Toronto Film Society presented Metropolis (1926) on Monday, April 20, 1959 as part of the Season 11 Monday Evening Silent Film Series, Programme 6.
A Modern Musketeer (EXCERPT ONLY) (USA 1918). Starring Douglas Fairbanks. Directed by Allan Dwan.
Several sequences from one of the lively and good-humored comedies of Fairbanks’ early period. MMA Film Notes call it “an early trial balloon for The Three Musketeers“.
INTERMISSION
Metropolis (Germany 1926). Directged by Fritz Lang. Scenario by Thea von Harbou. Produced by UFA. Released by Paramount. American version edited and titled by Channing Pollock.
Cast includes: Brigitte Helm, Gustav Froelich, Rudolph Klein-Rogge.
This melodramatic vision of a “city of the future” and the labor-capital troubles therein, created an international stir at the time of its release because of its imaginative set design, brilliant camera work and the demoniac drive of Fritz Lang’s direction. Critics have never thought highly of its intellectual content and in that respect it certainly appears naive and shallow today.
However, its cinematic and visual qualities are still impressive, and Lang’s expertise in handling his camera and his mobs of extra players provides considerable excitement–in fact, the deployment of crowds in some sequences is pretty close to ballet!
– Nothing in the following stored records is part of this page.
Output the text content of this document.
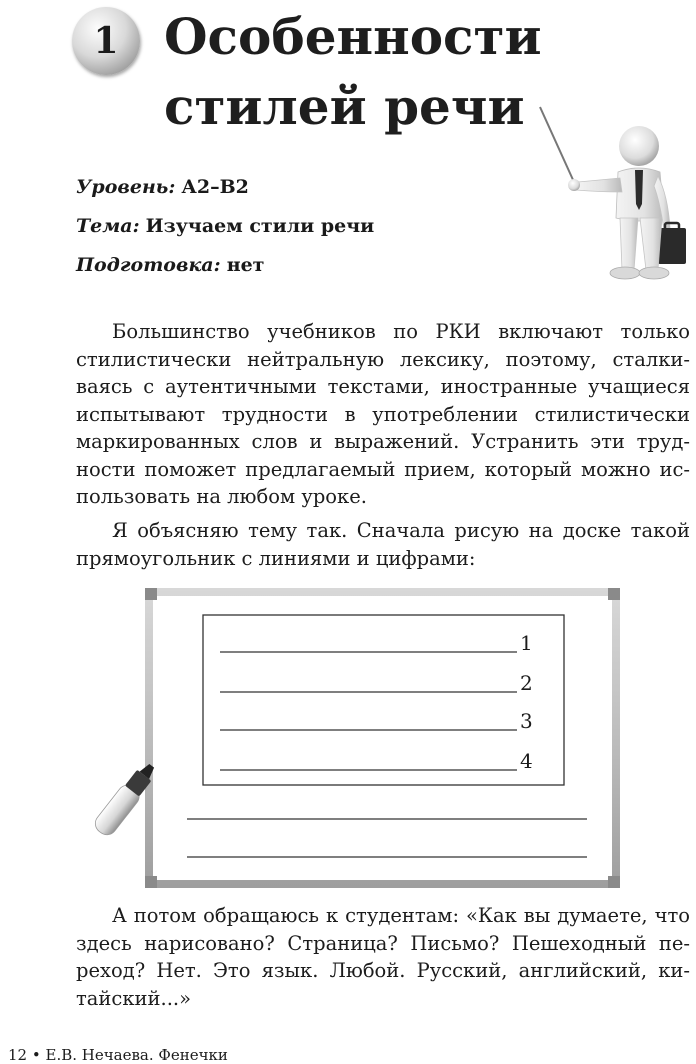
1 Особенности
стилей речи
Уровень: А2–В2
Тема: Изучаем стили речи
Подготовка: нет

Большинство учебников по РКИ включают только
стилистически нейтральную лексику, поэтому, сталки-
ваясь с аутентичными текстами, иностранные учащиеся
испытывают трудности в употреблении стилистически
маркированных слов и выражений. Устранить эти труд-
ности поможет предлагаемый прием, который можно ис-
пользовать на любом уроке.

Я объясняю тему так. Сначала рисую на доске такой
прямоугольник с линиями и цифрами:

1
2
3
4

А потом обращаюсь к студентам: «Как вы думаете, что
здесь нарисовано? Страница? Письмо? Пешеходный пе-
реход? Нет. Это язык. Любой. Русский, английский, ки-
тайский...»

12 • Е.В. Нечаева. Фенечки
The acting, for the most part, is very much on the bravura side–most effectively in the case of Brigitte Helm in her dual-role as the saintly heroine and the vicious robot-woman; most unfortunately at times in the case of Gustav Froelich, who has himself a bit of a field-day as the idealistic young hero. This actor happily learned greater restraint and skill in later years as exemplified in such sound-films as A Waltz by Strauss and The Sinner. Miss Helm went on to gain laurels in G.W. Pabst’s The Love of Jeanne Ney and L’Atlantide.
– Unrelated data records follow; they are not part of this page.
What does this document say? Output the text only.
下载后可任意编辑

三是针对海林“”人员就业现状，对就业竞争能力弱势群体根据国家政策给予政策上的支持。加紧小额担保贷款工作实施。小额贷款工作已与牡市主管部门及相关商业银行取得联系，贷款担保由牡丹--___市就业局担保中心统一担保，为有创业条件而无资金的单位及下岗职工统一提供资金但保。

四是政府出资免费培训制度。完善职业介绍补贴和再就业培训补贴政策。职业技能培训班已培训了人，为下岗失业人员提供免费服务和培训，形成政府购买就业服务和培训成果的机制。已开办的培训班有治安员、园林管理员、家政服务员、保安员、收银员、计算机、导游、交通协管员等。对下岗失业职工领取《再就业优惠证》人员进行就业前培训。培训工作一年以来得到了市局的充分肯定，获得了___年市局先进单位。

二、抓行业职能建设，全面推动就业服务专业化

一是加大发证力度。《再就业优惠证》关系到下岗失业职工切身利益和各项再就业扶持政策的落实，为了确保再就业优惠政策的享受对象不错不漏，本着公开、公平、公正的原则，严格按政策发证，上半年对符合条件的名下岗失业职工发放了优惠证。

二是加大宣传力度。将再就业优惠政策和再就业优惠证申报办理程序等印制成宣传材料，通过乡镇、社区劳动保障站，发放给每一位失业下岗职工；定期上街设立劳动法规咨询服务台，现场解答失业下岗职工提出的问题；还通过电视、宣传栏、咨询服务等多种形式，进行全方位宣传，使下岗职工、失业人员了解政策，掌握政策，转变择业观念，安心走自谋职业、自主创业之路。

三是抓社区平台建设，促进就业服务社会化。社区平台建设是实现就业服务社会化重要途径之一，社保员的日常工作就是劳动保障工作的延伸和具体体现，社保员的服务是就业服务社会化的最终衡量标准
We regret to note that (as in all North American showings) this version is shorter than the complete German original.
FRITZ LANG, first known as the creator of such national-myth and fantasy spectacles as Siegfried, Kriemhilde’s Revenge and Destiny (the first and third which have been shown in earlier Silent Series season), later became a specialist in high-grade crime melodrama with a social theme. Among his more celebrated works in this field are: M, The Testament of Dr. Mabuse (both silent and sound versions), and in the USA, Fury, You Only Live Once, The Woman in the Window, Scarlet Street, The Big Heat, and the anti-Nazi Hangmen Also Die and Man Hunt. His last few films have been pretty undistinguished thrillers.